Without blasphemy the West would have no free speech

Aug 16, 2022 by

by Mick Hume, spiked:

Salman Rushdie is the latest in a long line of heretical heroes.

The attempt by an apparent supporter of the Islamic regime of Iran to murder British author Salman Rushdie for the crime of ‘blasphemy’ might seem to reveal an East-West divide. But in truth battles over blasphemy have always been a central part of the struggle for free speech within the West itself.

Without those heretical heroes of history who were prepared to question prevailing orthodoxies and face down accusations of blaspheming, there would be no freedom of speech in Western societies.

Today we still have to defend the liberty to blaspheme – in modern parlance, we might call it the right to be offensive – not only against Islam and all religions, but also against the new secular restrictions on freedom of thought and speech.

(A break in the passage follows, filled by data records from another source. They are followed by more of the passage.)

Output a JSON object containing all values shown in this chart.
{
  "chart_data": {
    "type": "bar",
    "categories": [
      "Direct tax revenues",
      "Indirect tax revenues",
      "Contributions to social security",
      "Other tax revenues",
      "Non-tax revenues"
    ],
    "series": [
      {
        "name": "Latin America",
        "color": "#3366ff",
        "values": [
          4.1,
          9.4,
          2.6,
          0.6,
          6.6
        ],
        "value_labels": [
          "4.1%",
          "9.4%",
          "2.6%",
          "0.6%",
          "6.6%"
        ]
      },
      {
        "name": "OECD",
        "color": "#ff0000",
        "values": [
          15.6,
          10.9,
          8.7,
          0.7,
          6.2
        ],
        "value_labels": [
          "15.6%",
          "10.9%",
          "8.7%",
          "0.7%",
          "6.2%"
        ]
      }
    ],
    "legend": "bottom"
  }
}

‘Blasphemy’ has its origins in the Ancient Greek words for ‘injure’ and ‘speech’. The Greek ‘blasphemia’ described any impious speech or slander. Though, historically, blasphemy laws have been used in the West to punish attacks on or insults to the official Christian religion, blasphemy laws have also often been wielded in the West against critics of the established political and social order, since church and state were always closely linked.

In this, allegations of blasphemy have long been closely aligned with charges of heresy – the expression of ideas that go against the prevailing fundamental beliefs of a society, religious or otherwise.